Этим занимались, в основном, женщины, которым по жизни «не хватало» стирки, готовки, уборки, ухода за детьми, приусадебным участком и за домашней скотиной – всё это считалось не труд, а так – тунеядство, преследуемое по закону. Женщина должна была обязательно иметь еще и официальное место работы, сведения о которой в те благословенные и свободные времена заносились в личный паспорт гражданина Союза ССР.
И вот подходит конец августа-начало сентября. Наступает тот самый праздник «Kartoshka-Fest» – время уборки урожая картошки. Воскресный день – тогда был один выходной в неделю, – картофельные поля окрасились разноцветными пятнами – это сотни людей готовятся к празднику. Дядя Митяй опять впрягает нашего боевого коня в оглобли с плугом-лемехом, и они вдвоем шуруют по борозде.
Лемех вываливает из-под высохшей ботвы куст картошки, мы её подбираем в ведра и относим в мешки.
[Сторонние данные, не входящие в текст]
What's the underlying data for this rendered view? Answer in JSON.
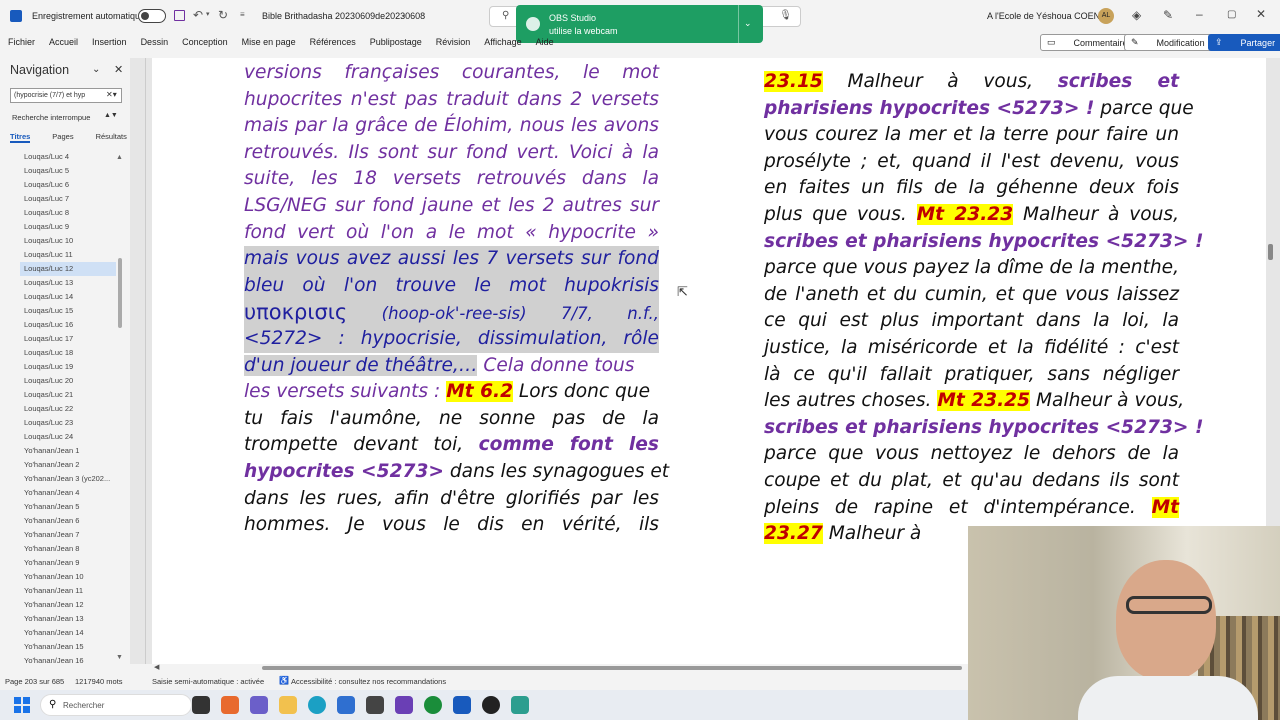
{
  "titlebar": {
    "autosave_label": "Enregistrement automatique",
    "doc_title": "Bible Brithadasha 20230609de20230608",
    "search_placeholder": "",
    "account": "A l'Ecole de Yéshoua COENNE",
    "avatar_initials": "AL"
  },
  "notification": {
    "title": "OBS Studio",
    "message": "utilise la webcam"
  },
  "menu": {
    "items": [
      "Fichier",
      "Accueil",
      "Insertion",
      "Dessin",
      "Conception",
      "Mise en page",
      "Références",
      "Publipostage",
      "Révision",
      "Affichage",
      "Aide"
    ],
    "comments": "Commentaires",
    "editing": "Modification",
    "share": "Partager"
  },
  "navigation": {
    "title": "Navigation",
    "search_value": "(hypocrisie (7/7) et hyp",
    "interrupted": "Recherche interrompue",
    "tabs": [
      "Titres",
      "Pages",
      "Résultats"
    ],
    "items": [
      "Louqas/Luc 4",
      "Louqas/Luc 5",
      "Louqas/Luc 6",
      "Louqas/Luc 7",
      "Louqas/Luc 8",
      "Louqas/Luc 9",
      "Louqas/Luc 10",
      "Louqas/Luc 11",
      "Louqas/Luc 12",
      "Louqas/Luc 13",
      "Louqas/Luc 14",
      "Louqas/Luc 15",
      "Louqas/Luc 16",
      "Louqas/Luc 17",
      "Louqas/Luc 18",
      "Louqas/Luc 19",
      "Louqas/Luc 20",
      "Louqas/Luc 21",
      "Louqas/Luc 22",
      "Louqas/Luc 23",
      "Louqas/Luc 24",
      "Yo'hanan/Jean 1",
      "Yo'hanan/Jean 2",
      "Yo'hanan/Jean 3 (yc202...",
      "Yo'hanan/Jean 4",
      "Yo'hanan/Jean 5",
      "Yo'hanan/Jean 6",
      "Yo'hanan/Jean 7",
      "Yo'hanan/Jean 8",
      "Yo'hanan/Jean 9",
      "Yo'hanan/Jean 10",
      "Yo'hanan/Jean 11",
      "Yo'hanan/Jean 12",
      "Yo'hanan/Jean 13",
      "Yo'hanan/Jean 14",
      "Yo'hanan/Jean 15",
      "Yo'hanan/Jean 16"
    ],
    "selected": "Louqas/Luc 12"
  },
  "doc": {
    "left": {
      "l1": "versions françaises courantes, le mot",
      "l2": "hupocrites n'est pas traduit dans 2 versets",
      "l3": "mais par la grâce de Élohim, nous les avons",
      "l4": "retrouvés. Ils sont sur fond vert. Voici à la",
      "l5": "suite, les 18 versets retrouvés dans la",
      "l6": "LSG/NEG sur fond jaune et les 2 autres sur",
      "l7": "fond vert où l'on a le mot « hypocrite »",
      "l8": "mais vous avez aussi les 7 versets sur fond",
      "l9": "bleu où l'on trouve le mot hupokrisis",
      "l10a": "υποκρισις",
      "l10b": " (hoop-ok'-ree-sis) 7/7, n.f.,",
      "l11": "<5272> : hypocrisie, dissimulation, rôle",
      "l12a": "d'un joueur de théâtre,…",
      "l12b": " Cela donne tous",
      "l13a": "les versets suivants  : ",
      "l13ref": "Mt 6.2",
      "l13c": " Lors donc que",
      "l14": "tu fais l'aumône, ne sonne pas de la",
      "l15a": "trompette devant toi, ",
      "l15b": "comme font les",
      "l16a": "hypocrites <5273>",
      "l16b": " dans les synagogues et",
      "l17": "dans les rues, afin d'être glorifiés par les",
      "l18": "hommes. Je vous le dis en vérité, ils"
    },
    "right": {
      "r1ref": "23.15",
      "r1a": " Malheur à vous, ",
      "r1b": "scribes et",
      "r2a": "pharisiens hypocrites <5273> !",
      "r2b": " parce que",
      "r3": "vous courez la mer et la terre pour faire un",
      "r4": "prosélyte ; et, quand il l'est devenu, vous",
      "r5": "en faites un fils de la géhenne deux fois",
      "r6a": "plus que vous. ",
      "r6ref": "Mt 23.23",
      "r6b": " Malheur à vous,",
      "r7": "scribes et pharisiens hypocrites <5273> !",
      "r8": "parce que vous payez la dîme de la menthe,",
      "r9": "de l'aneth et du cumin, et que vous laissez",
      "r10": "ce qui est plus important dans la loi, la",
      "r11": "justice, la miséricorde et la fidélité : c'est",
      "r12": "là ce qu'il fallait pratiquer, sans négliger",
      "r13a": "les autres choses. ",
      "r13ref": "Mt 23.25",
      "r13b": " Malheur à vous,",
      "r14": "scribes et pharisiens hypocrites <5273> !",
      "r15": "parce que vous nettoyez le dehors de la",
      "r16": "coupe et du plat, et qu'au dedans ils sont",
      "r17a": "pleins de rapine et d'intempérance. ",
      "r17ref": "Mt",
      "r18ref": "23.27",
      "r18a": " Malheur à"
    }
  },
  "status": {
    "page": "Page 203 sur 685",
    "words": "1217940 mots",
    "input_mode": "Saisie semi-automatique : activée",
    "accessibility": "Accessibilité : consultez nos recommandations"
  },
  "taskbar": {
    "search_placeholder": "Rechercher"
  },
  "colors": {
    "accent": "#185abd",
    "purple_text": "#7030a0",
    "blue_text": "#1f1f9f",
    "highlight_yellow": "#ffff00",
    "ref_red": "#c00000",
    "notification_green": "#1e9e63"
  }
}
Картошки всегда было много, крупная и это, несмотря на генетическое однообразие семенного материала – тогда из Голландии нам семена не привозили – работал плодородный после разлива Дона слой ила (как в Египте после разлива Нила).
То тут, то там начинали виться дымки костров – это жгли ботву и, одновременно, начинали печь в золе картошку. Да, такой нюанс: безлошадные ковыряли свою картошку вилами, что было очень тяжело и долго. Счастливые обладатели лошадей тем временем уже заканчивали с работой и принимались праздновать. Взрослые доставали водочку (это кто побогаче, она стоила 2,87 за пол-литра), а, в основном, мутный самогон, заткнутый газетной затычкой (он стоил всего рупь – у кого свойского не было), дети хлебали квас. И вот подходила картошка. Обугленная, раскаленная и невероятно вкусная, потому что со своего огорода, а к ней подавались обязательные огурцы-помидоры, лук, яйца и сало. Кое-где начинала наяривать гармошка и раздавались застольные протяжные песни и частушки не для детского уха.
Такой вот фестиваль. Мешки с картошкой грузили на подводу (безлошадные мучились кто с тачкой, кто с велосипедом). Наш несчастный мерин был вынужден делать несколько рейсов с грузом в смену (хоть и близко от дома, но все же…). Картошку сначала подсушивали во дворах (влажная сгниёт) и потом сносили в погреба на хранение – уже россыпью, без мешков. У нас, например, под всем зданием суда (это был старинный одноэтажный купеческий дом) находился гигантский подвал со стенами и сводами из красного кирпича, с них свешивалась мерзкая толстенная паутина (это какие-же тогда были паучищи?!). В закругленном потолке были вделаны огромные кованые кольца, мы пацанами были уверены, что это для пыток, но оказалось все гораздо прозаичнее – в старину за них подвешивали туши.
В подвале были обустроены перегородки-клети, чтоб хватило на десяток пользователей. Тут же стояли огромные дубовые бочки из-под пива с соленьями: бочка огурцов, бочка помидоров, бочка моченых яблок (разумеется, антоновка) и позже, к ноябрю, появлялась еще и бочка с квашеной капустой. Позже, потому что капусту под закваску надо срезать после первого мороза, тогда она слаще. И так было у каждого хозяина в нашем подвале. Да у всех!
Такое вот натуральное средневековое хозяйство. Собственно, в деревне тогда нуждались только в соли, спичках, мыле и сахаре. Всё остальное могло быть собственного производства, в том числе мебель (сундуки-лавки-полати и столы) и одежда. Но это уже отдельная «Песнь песней».